If Blouin and McGuire can win the nomination in the June 6 primary election against the other clearly pro-choice Democratic candidates – most notably Secretary of State Chet Culver and State Representative Ed Fallon – would we then see Blouin take a stronger pro-life position for his run against Republican Nussle, an avowed pro-lifer?

That prospect could make politics in Iowa mighty interesting between now and the November general election.

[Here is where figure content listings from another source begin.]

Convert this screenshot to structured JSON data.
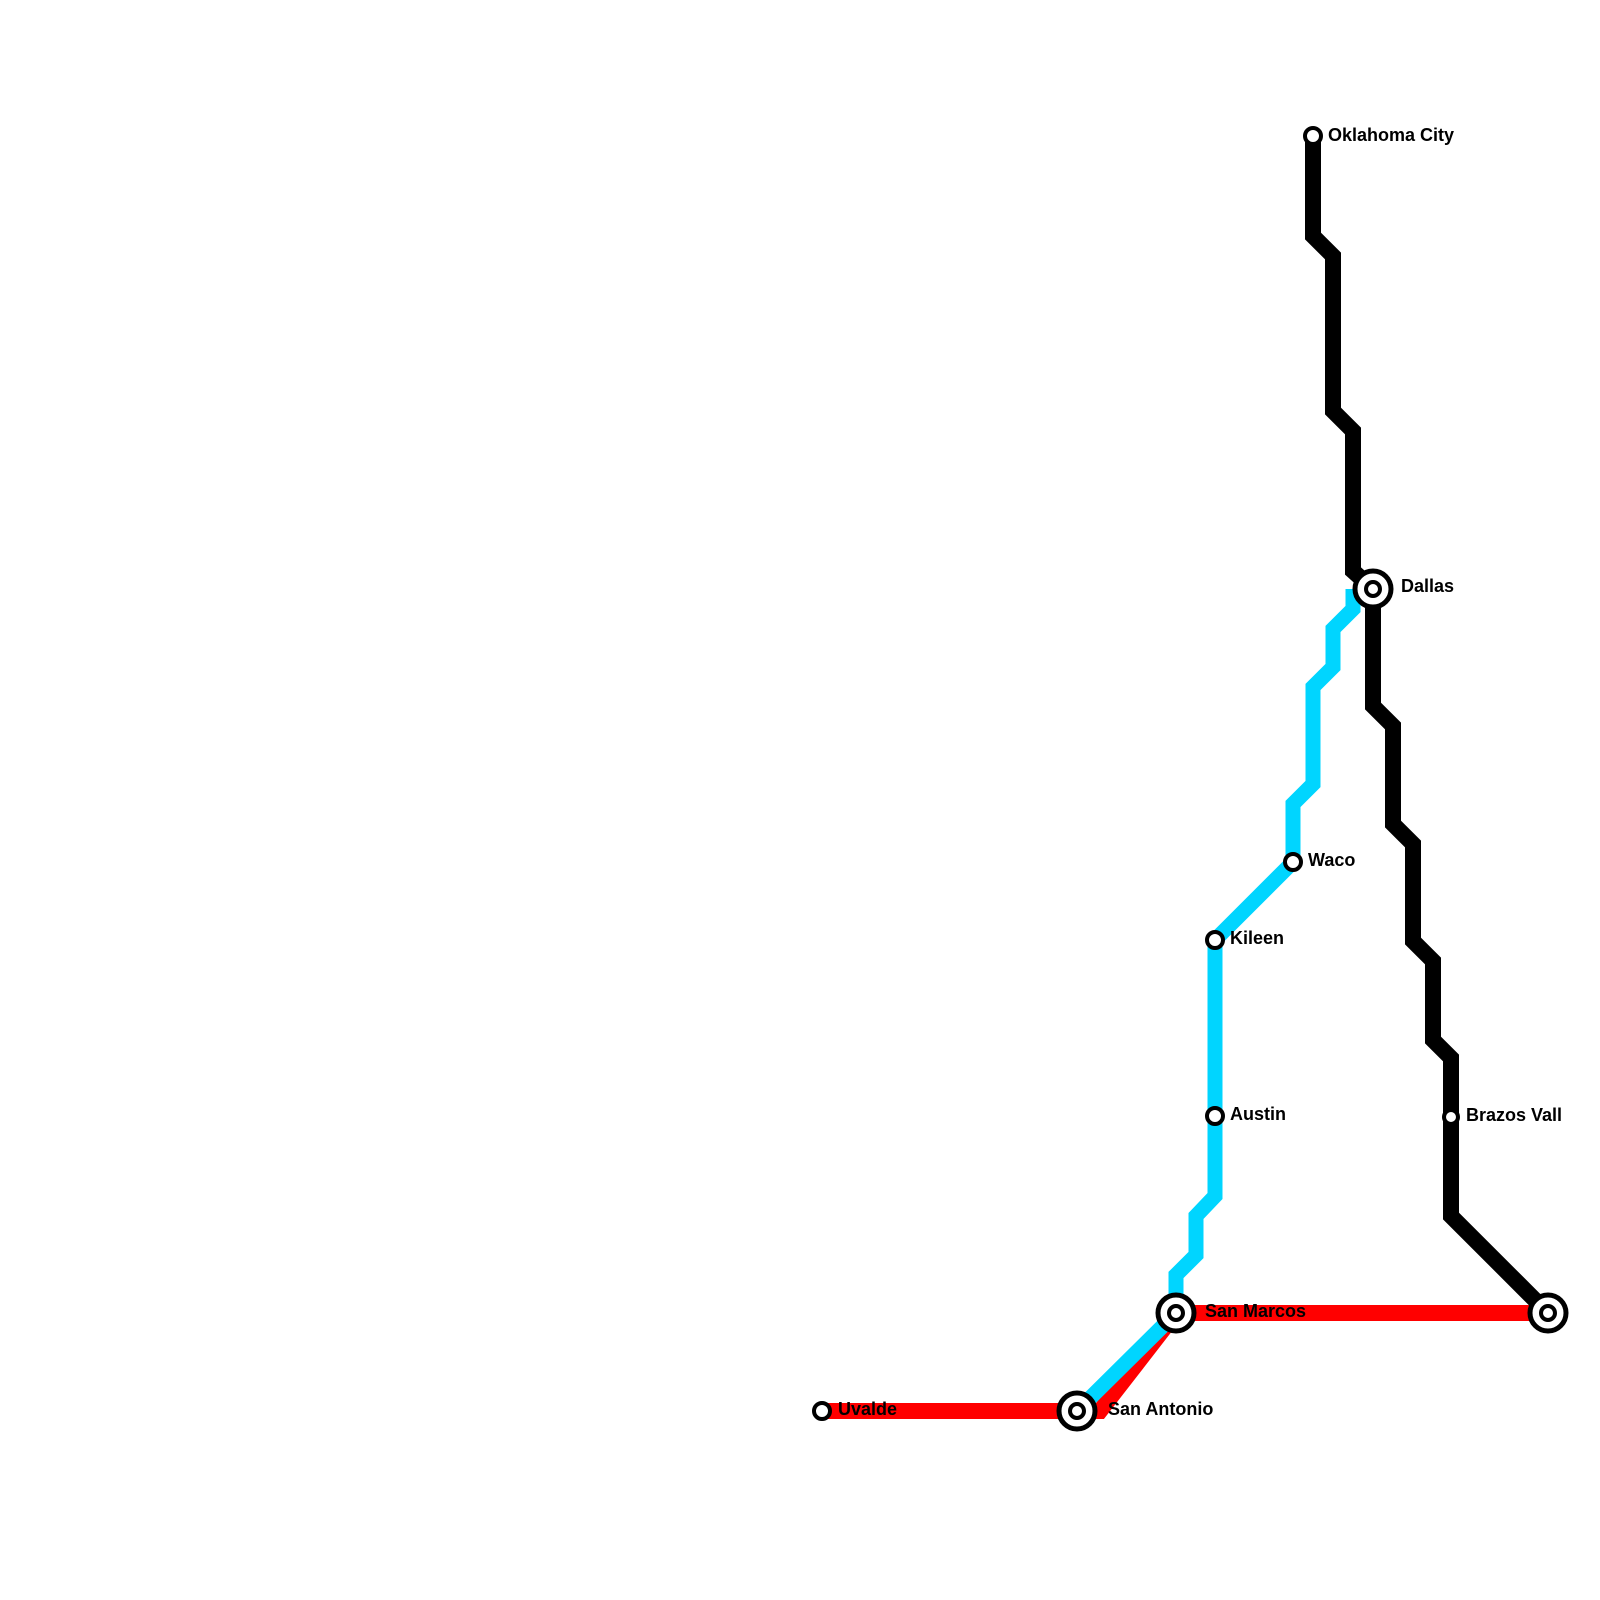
{
  "stations": [
    {
      "label": "Oklahoma City"
    },
    {
      "label": "Dallas"
    },
    {
      "label": "Waco"
    },
    {
      "label": "Kileen"
    },
    {
      "label": "Austin"
    },
    {
      "label": "Brazos Vall"
    },
    {
      "label": "San Marcos"
    },
    {
      "label": "San Antonio"
    },
    {
      "label": "Uvalde"
    }
  ]
}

Meanwhile, once I began having concerns about Blouin’s pro-life convictions, other matters began to bother me, too.

One is age. Blouin is 60, which by no means is old. But on the other hand, Nussle is 45. He will probably connect better with younger Iowans than Blouin can.

Another factor is that Blouin has been very much a part of the administration of Governor Tom Vilsack, who chose not to seek re-election to a third term and is now spending a whole lot of time taking the preliminary steps to run for president. But with all the controversy and scandal surrounding state government in recent weeks – most of it happening while the governor has been out of state – people naturally begin thinking a fresh start might be a good thing.

So that’s where I am right now in all this.

I’d like to be voting for a strongly pro-life Mike Blouin. And since we have no governor’s race in the Republican primary, I may indeed cross-over and vote for this wishy-washy Blouin in the Democratic primary, to see what happens if he would win the nomination.

But I can be happy voting for Jim Nussle, too.

I guess that makes me a little wishy-washy myself.